What makes this 'coated cotton' so interesting is that the cotton releases the collected water by itself, as it gets warmer. This property makes of the coated cotton materials a potential solution to provide water to the desert regions, for example for agricultural purposes.
The researchers, from Eindhoven University of Technology (TU/e) and the Hong Kong Polytechnic University (PolyU), applied a coating of PNIPAAm (a polymer) to the cotton fabric. At lower temperatures, this cotton has a sponge-like structure at the microscopic level. Up to a temperature of 34°C it is highly hydrophilic, in other words it absorbs water strongly. Through this property the cotton can absorb 340 percent of its own weight of water from misty air – compared with only 18 percent without the PNIPAAm coating.

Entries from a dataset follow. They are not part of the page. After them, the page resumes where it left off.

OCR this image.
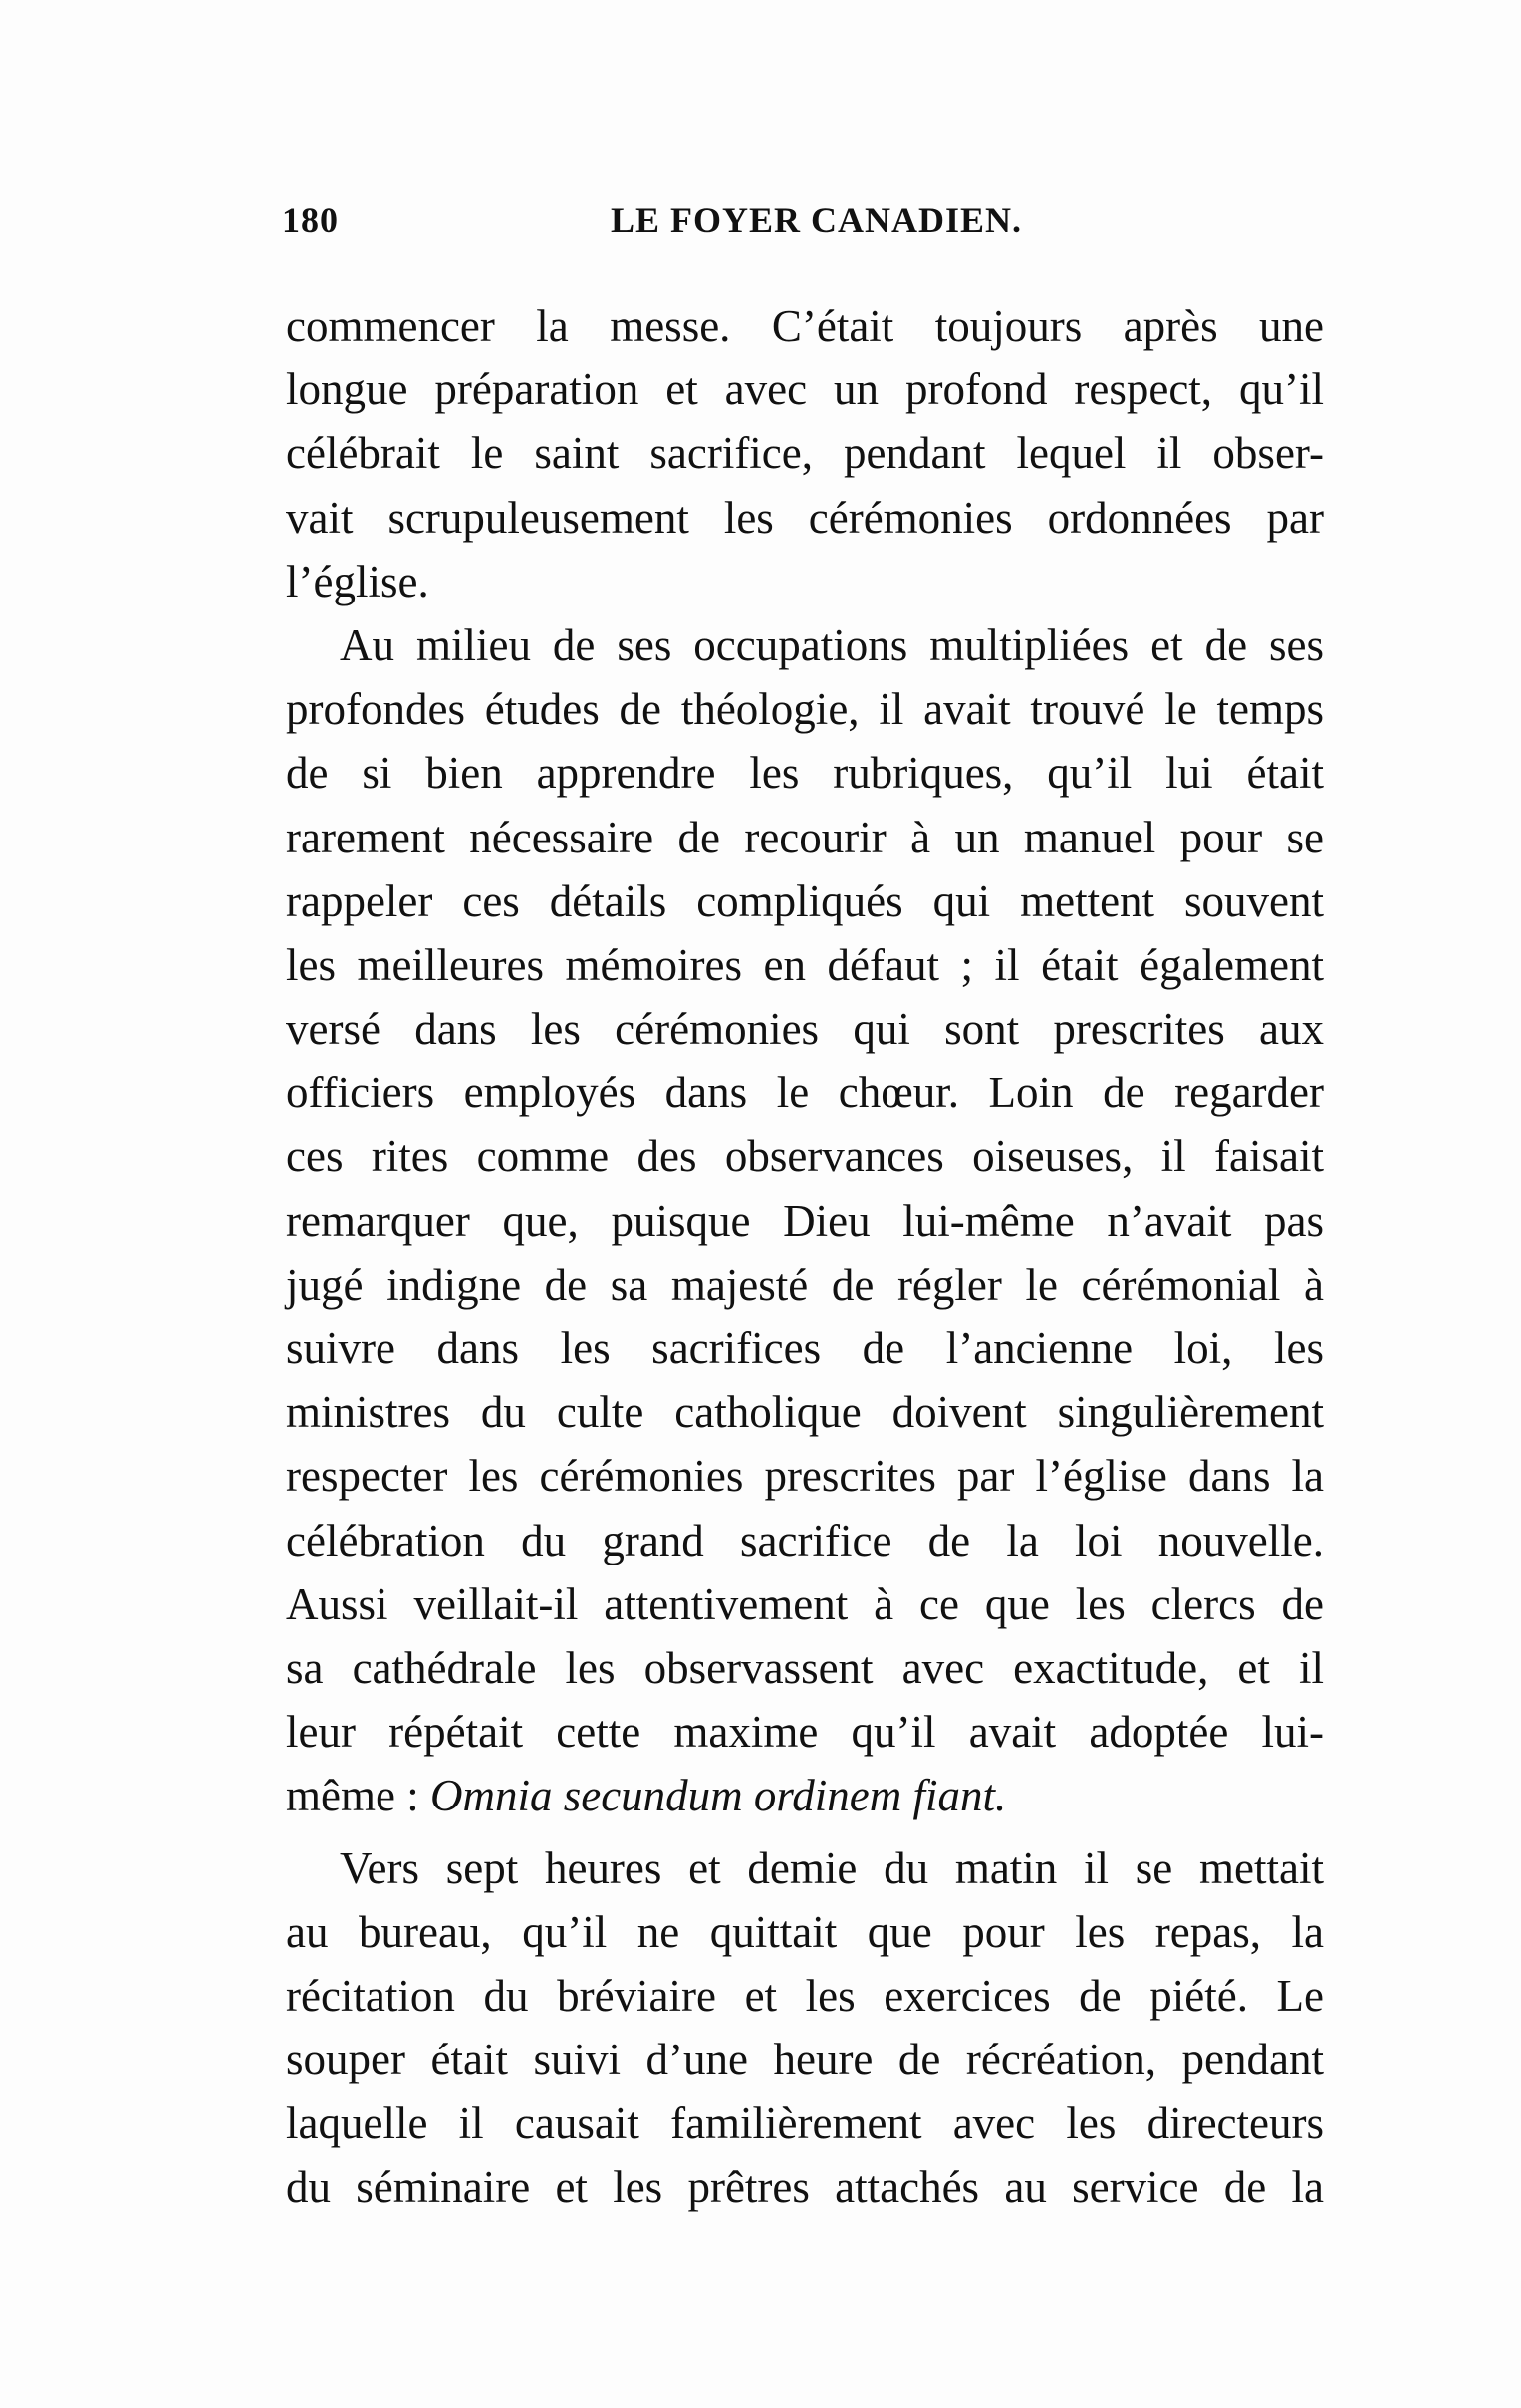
180	LE FOYER CANADIEN.
commencer la messe. C’était toujours après une
longue préparation et avec un profond respect, qu’il
célébrait le saint sacrifice, pendant lequel il obser-
vait scrupuleusement les cérémonies ordonnées par
l’église.
Au milieu de ses occupations multipliées et de ses
profondes études de théologie, il avait trouvé le temps
de si bien apprendre les rubriques, qu’il lui était
rarement nécessaire de recourir à un manuel pour se
rappeler ces détails compliqués qui mettent souvent
les meilleures mémoires en défaut ; il était également
versé dans les cérémonies qui sont prescrites aux
officiers employés dans le chœur. Loin de regarder
ces rites comme des observances oiseuses, il faisait
remarquer que, puisque Dieu lui-même n’avait pas
jugé indigne de sa majesté de régler le cérémonial à
suivre dans les sacrifices de l’ancienne loi, les
ministres du culte catholique doivent singulièrement
respecter les cérémonies prescrites par l’église dans la
célébration du grand sacrifice de la loi nouvelle.
Aussi veillait-il attentivement à ce que les clercs de
sa cathédrale les observassent avec exactitude, et il
leur répétait cette maxime qu’il avait adoptée lui-
même : Omnia secundum ordinem fiant.
Vers sept heures et demie du matin il se mettait
au bureau, qu’il ne quittait que pour les repas, la
récitation du bréviaire et les exercices de piété. Le
souper était suivi d’une heure de récréation, pendant
laquelle il causait familièrement avec les directeurs
du séminaire et les prêtres attachés au service de la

In contrast, once the temperature raises the material becomes hydrophobic or water-repellant, and above 34°C the structure of the PNIPAAm-coated cotton is completely closed. When these high temperatures are reached the cotton has released all the absorbed water, which is totally pure. The research shows that this cycle can be repeated many times.
Beetles in desert areas can collect and drink water from fogs, by capturing water droplets on their bodies, which roll into their mouths. Similarly, some spiders capture humidity on their silk network. This was the inspiration for this new coated-cotton material, which collects and releases water from misty environments simply as the temperature changes throughout the day.
This property implies that the material may potentially be suitable for providing water in deserts or mountain regions, where the air is often misty at night. According to TU/e researcher Dr Catarina Esteves a further advantage is that the basic material – cotton fabric – is cheap and can be easily and locally produced. The polymer coating increases the cost slightly, but with the current conditions the amount required is only about 12%. In addition, the polymer used is not particularly costly.
Fine-mesh ‘fog harvesting nets’ are already being used in some mountains and dry coastal areas, but these use a different principle: they collect water from misty air, by droplets that gradually form on the nets and fall to the ground or a suitable recipient. But this system depends on a strong air flow, wind.
The coated cotton developed the research team can also work without wind. In addition, cotton fibers coated with this polymer can be laid directly where the water is needed, for example on cultivated soil. The researchers are also considering completely different applications such as camping tents that collect water at night, or sportswear that keeps perspiring athletes dry.
The research was led by Professor John Xin at PolyU and Dr Catarina Esteves (pictured) at TU/e. They now intend to investigate further how they can optimise the quality of the new material. For example, they hope to increase the amount of water absorbed by the coated-cotton. Moreover they also expect to be able to adjust the temperature at which the material changes from water-collecting to the water-releasing state, towards lower temperatures.